El Niño and La Niña both describe periods of abnormal Pacific water temperatures off the western coast of South America. We’ve been in the colder grips of La Niña for three consecutive winters. That lengthy spell recently ended and it appears that we’re rapidly heading for the warmer-than-normal sea surface temperatures of an El Niño.
The U.S. Climate Prediction Center’s monthly outlook in April called for better-than-even odds of an El Niño developing by this summer, with some uncertainty in how fast or how strong such a pattern would develop in the coming months.
Since then, however, things have gotten much steamier.
Sea surface temperatures off the western coast of South America are warming up faster than expected. This region of the Pacific Ocean ended April with surface waters coming in more than 2°C above normal in spots—and there’s no sign of this toasty streak letting up any time soon.
Oceans the world over were warmer than usual this past April. Climatologist Brian Brettschneider tweeted Thursday that the world’s sea surface temperatures as a whole were the warmest ever recorded during the month of April.
Much of that warming occurred in the north-central Pacific between Hawaii and Alaska, but the building El Niño near the equator also helped boost those numbers.
The CPC’s next outlook doesn’t arrive until May 11, but given this trend, it’s reasonable to expect that forecasters’ confidence will grow in El Niño’s arrival and influence over the coming summer.
What we might expect in Canada this summer
The sudden warmup of an El Niño event has tremendous effects on the atmosphere above, pushing and pulling on the jet stream in ways that can influence seasonal conditions from Asia to Atlantic Canada.
While an El Niño’s greatest effects are usually felt in winter, these warmer waters in the eastern Pacific can influence Canada’s overall summertime pattern.
Every event is different. Even so, meteorologists often look at past El Niño and La Niña years for clues about how upcoming seasons will progress.
Based on similar flip-flops that happened in 1997 and 2009, a fast dive into El Niño this summer could bring more comfortable conditions to much of the country.
This kind of setup might favour generally below-seasonal conditions east of the Rockies, with warmer conditions possible along the West Coast and in the territories up north.
It's not a lock, though. Other summers influenced by the warmth of an El Niño saw warmer conditions spread across the country. One such year was 2015, in which every major Canadian city notched at least one summer month with above-seasonal temperatures.

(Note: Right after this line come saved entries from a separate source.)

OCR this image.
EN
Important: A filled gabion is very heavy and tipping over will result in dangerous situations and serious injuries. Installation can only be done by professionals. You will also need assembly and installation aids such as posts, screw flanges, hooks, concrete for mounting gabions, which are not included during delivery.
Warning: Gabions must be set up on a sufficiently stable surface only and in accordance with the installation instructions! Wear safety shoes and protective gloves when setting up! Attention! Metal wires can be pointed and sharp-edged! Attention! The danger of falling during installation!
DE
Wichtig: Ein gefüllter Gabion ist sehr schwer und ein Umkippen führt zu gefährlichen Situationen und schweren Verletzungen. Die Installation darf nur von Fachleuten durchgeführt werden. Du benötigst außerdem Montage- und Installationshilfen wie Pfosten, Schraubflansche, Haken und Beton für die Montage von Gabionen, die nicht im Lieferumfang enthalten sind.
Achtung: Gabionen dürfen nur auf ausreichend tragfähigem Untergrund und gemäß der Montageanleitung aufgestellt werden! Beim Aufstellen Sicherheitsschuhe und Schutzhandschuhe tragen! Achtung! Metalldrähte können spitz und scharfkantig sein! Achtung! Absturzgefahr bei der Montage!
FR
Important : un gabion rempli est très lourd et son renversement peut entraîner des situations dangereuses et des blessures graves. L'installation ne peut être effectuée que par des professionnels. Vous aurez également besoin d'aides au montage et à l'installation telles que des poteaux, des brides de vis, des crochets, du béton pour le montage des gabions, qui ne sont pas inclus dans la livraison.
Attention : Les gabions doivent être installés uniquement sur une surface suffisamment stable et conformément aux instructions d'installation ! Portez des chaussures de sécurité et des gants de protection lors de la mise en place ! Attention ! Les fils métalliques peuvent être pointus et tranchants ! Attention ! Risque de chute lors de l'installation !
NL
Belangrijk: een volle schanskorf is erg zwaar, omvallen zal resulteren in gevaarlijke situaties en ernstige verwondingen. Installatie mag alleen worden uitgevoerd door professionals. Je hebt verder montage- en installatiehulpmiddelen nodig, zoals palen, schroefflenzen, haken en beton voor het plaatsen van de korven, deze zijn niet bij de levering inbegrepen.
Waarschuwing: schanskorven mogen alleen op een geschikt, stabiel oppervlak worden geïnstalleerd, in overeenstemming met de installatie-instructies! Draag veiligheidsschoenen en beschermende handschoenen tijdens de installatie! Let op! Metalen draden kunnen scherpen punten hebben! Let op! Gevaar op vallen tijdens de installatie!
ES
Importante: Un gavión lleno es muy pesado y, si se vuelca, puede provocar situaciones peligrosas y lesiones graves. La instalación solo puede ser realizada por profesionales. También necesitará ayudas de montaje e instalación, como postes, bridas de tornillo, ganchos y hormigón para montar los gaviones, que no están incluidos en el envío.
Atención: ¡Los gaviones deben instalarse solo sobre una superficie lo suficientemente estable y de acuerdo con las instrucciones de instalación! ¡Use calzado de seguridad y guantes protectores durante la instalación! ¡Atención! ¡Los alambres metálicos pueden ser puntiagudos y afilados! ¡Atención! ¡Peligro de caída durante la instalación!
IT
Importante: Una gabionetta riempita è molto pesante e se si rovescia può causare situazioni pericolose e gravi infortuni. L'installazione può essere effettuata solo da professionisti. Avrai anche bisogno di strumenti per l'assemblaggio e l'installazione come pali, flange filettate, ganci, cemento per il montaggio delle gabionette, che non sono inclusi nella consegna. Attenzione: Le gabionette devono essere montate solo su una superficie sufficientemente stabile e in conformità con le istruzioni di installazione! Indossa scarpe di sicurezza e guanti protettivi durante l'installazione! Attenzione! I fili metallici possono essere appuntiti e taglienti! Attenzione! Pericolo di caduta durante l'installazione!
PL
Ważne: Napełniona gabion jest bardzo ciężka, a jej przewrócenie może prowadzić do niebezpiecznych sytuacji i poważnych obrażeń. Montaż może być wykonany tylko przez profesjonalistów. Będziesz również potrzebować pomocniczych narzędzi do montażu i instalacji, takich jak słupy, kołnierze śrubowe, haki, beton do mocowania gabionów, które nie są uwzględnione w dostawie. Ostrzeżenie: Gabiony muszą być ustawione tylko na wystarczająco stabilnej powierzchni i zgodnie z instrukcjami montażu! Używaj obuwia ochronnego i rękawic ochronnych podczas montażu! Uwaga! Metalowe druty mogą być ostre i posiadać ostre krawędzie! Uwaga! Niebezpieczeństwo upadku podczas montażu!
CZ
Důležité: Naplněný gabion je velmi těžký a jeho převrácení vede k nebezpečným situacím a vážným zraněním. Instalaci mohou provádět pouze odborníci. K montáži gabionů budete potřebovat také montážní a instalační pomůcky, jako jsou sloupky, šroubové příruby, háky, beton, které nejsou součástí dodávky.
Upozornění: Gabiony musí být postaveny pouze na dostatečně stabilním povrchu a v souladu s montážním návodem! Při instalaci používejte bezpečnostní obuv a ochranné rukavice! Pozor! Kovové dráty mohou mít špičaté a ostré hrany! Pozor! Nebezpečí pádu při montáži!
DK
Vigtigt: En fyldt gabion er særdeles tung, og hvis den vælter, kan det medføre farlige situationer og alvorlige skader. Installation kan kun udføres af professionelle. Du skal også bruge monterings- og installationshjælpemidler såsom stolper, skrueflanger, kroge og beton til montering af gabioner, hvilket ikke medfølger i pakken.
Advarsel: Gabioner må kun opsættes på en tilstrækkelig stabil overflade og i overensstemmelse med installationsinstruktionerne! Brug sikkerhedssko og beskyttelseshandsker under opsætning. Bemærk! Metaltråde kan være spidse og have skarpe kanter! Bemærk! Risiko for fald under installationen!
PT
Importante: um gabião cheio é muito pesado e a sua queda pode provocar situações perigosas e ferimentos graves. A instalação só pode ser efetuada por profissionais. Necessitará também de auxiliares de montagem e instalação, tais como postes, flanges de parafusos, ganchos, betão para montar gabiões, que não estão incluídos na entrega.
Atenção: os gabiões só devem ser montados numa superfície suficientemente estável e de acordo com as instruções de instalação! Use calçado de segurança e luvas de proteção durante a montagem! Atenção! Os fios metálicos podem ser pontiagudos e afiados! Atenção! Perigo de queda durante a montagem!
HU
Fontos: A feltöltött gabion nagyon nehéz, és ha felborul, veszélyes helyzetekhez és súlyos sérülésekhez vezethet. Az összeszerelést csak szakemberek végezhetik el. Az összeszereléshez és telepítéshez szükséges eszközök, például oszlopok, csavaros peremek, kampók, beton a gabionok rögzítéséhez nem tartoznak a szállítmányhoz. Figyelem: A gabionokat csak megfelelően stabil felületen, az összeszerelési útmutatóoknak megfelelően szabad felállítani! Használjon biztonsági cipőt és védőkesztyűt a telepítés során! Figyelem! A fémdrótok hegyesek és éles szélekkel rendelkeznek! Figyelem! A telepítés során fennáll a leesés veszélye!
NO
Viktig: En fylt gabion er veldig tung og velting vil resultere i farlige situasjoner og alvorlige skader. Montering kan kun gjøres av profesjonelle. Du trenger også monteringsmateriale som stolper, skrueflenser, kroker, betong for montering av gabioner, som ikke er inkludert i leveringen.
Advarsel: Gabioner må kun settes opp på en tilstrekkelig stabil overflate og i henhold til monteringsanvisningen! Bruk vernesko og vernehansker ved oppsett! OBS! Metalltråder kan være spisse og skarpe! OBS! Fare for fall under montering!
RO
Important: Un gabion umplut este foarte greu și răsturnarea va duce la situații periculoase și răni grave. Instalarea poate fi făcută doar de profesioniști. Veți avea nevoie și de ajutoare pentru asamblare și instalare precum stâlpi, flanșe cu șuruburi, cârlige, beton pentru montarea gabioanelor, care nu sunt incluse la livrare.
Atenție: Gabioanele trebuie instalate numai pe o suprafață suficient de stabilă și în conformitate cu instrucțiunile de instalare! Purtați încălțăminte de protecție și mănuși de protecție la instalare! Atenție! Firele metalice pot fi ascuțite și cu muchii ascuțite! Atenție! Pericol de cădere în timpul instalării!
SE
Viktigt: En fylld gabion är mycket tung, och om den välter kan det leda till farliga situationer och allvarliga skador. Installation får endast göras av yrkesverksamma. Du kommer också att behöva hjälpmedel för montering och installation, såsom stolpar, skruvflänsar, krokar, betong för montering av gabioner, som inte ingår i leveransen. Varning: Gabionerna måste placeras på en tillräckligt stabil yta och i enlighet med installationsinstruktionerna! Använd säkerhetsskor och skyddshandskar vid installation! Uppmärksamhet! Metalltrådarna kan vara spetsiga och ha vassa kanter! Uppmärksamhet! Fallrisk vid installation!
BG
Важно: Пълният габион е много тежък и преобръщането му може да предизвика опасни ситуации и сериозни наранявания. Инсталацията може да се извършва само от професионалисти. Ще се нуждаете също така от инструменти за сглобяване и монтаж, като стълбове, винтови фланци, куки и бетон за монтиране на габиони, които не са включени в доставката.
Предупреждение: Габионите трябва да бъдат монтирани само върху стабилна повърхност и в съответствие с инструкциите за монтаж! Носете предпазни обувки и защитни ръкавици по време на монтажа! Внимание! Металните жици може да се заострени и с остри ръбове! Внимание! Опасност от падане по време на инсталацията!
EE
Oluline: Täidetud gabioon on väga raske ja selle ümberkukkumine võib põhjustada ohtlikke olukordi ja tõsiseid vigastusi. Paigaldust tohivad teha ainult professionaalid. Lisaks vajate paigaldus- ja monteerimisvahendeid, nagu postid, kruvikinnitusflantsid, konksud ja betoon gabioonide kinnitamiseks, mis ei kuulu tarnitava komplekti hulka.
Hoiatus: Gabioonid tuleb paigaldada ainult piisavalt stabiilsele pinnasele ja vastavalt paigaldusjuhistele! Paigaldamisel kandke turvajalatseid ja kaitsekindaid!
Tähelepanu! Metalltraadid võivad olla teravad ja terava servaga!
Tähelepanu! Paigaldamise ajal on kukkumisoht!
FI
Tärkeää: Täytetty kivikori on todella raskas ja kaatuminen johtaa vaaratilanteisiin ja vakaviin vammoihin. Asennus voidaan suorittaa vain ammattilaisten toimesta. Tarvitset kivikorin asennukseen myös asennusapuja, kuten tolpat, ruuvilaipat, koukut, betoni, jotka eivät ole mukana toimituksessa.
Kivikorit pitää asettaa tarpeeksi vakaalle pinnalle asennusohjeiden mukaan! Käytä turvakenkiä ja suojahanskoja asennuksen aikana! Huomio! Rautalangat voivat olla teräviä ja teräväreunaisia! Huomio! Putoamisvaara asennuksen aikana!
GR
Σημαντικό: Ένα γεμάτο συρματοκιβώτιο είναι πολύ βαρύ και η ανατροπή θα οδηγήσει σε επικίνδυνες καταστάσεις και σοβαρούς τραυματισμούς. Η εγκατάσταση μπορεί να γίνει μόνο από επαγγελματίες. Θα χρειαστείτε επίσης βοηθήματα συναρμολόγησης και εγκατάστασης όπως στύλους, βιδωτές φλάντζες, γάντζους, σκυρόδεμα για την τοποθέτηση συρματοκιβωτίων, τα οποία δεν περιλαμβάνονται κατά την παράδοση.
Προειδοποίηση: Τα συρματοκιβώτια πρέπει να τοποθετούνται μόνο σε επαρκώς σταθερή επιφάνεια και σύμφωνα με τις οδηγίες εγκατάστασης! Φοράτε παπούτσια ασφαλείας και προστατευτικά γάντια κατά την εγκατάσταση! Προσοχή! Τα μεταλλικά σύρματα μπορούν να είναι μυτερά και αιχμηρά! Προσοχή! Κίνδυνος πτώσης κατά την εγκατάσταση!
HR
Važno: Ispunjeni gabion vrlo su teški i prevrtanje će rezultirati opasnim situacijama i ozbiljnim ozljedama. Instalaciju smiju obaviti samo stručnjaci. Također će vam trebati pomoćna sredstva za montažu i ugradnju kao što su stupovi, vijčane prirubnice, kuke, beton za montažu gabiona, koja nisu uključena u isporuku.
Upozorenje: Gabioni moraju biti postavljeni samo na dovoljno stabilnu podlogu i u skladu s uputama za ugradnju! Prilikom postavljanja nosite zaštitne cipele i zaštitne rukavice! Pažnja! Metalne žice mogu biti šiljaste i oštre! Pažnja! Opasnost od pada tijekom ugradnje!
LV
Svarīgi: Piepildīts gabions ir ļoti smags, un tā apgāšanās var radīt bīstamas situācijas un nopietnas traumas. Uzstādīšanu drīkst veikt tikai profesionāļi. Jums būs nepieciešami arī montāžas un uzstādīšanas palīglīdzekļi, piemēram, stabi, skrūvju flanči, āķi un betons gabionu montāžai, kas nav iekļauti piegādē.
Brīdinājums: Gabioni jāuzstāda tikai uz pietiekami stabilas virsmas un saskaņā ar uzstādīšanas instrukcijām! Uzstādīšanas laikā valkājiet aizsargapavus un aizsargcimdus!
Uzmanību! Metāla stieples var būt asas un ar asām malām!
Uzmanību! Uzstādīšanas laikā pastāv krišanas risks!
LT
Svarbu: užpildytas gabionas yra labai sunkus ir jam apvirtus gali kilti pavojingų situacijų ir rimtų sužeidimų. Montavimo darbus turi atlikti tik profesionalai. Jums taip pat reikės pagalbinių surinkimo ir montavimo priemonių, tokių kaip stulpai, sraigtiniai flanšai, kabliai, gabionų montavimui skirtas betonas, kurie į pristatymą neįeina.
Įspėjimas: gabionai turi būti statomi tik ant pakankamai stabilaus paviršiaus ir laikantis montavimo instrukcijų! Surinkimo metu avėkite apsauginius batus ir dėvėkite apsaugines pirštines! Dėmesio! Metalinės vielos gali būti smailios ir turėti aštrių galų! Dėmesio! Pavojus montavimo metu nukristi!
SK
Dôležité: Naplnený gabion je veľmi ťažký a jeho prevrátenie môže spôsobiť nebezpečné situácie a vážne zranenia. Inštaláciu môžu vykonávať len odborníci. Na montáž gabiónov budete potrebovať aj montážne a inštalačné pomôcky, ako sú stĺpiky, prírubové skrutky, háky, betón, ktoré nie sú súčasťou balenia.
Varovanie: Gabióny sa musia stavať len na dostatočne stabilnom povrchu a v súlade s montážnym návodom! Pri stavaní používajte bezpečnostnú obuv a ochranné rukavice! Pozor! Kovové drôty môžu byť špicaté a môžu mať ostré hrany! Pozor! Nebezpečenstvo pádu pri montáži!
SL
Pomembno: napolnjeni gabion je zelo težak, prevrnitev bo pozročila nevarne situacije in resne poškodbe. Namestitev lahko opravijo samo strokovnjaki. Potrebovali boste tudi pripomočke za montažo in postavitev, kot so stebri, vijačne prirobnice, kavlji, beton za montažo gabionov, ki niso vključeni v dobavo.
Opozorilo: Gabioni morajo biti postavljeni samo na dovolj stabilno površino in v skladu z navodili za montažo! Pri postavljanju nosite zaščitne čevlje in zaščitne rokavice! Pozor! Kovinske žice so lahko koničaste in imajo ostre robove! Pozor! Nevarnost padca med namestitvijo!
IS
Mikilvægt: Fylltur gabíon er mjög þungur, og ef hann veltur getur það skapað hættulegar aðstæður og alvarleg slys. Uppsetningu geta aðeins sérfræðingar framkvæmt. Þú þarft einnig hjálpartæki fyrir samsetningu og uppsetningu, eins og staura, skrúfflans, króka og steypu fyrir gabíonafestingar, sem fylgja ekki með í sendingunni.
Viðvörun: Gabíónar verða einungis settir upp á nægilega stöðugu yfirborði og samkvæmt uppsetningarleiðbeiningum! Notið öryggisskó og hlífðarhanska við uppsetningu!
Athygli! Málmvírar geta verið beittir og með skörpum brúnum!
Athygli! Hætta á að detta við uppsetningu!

But one of the Pacific’s biggest influences on Canada’s summers happens thousands of kilometres away in the neighbouring Atlantic Ocean.
El Niño can influence Atlantic hurricanes—but there’s a catch
The abundance of rising air over a warmer-than-normal Pacific flows east toward the Atlantic Ocean, leading to increased wind shear that can spell doom for any budding tropical cyclones.
Strong westerly winds flowing out of the Pacific can rip the tops off thunderstorms before they have a chance to organize, prematurely ending attempts for tropical waves to build into something more.
That’s not always the case, though, and forecasters are a bit concerned this year that warmer waters in the Atlantic might serve to cancel out any effect El Niño might have on the upcoming hurricane season.
Accordingly, the season’s first outlook from experts at Colorado State University called for only slightly below-average hurricane activity this year.
It’s important to remember that it only takes one storm making landfall to make even the quietest season a tragedy. After all, the 1992 hurricane season started exceptionally slow due to an El Niño that summer.
The first named tropical system in 1992 didn’t form until late August. That storm was Hurricane Andrew, which secured an infamous place in history when it hit southern Florida as a scale-topping hurricane.
Everyone along and near the eastern seaboard should prepare for hurricanes well in advance of the season regardless of the pre-season outlooks. It’s better to over-prepare than to get caught off-guard.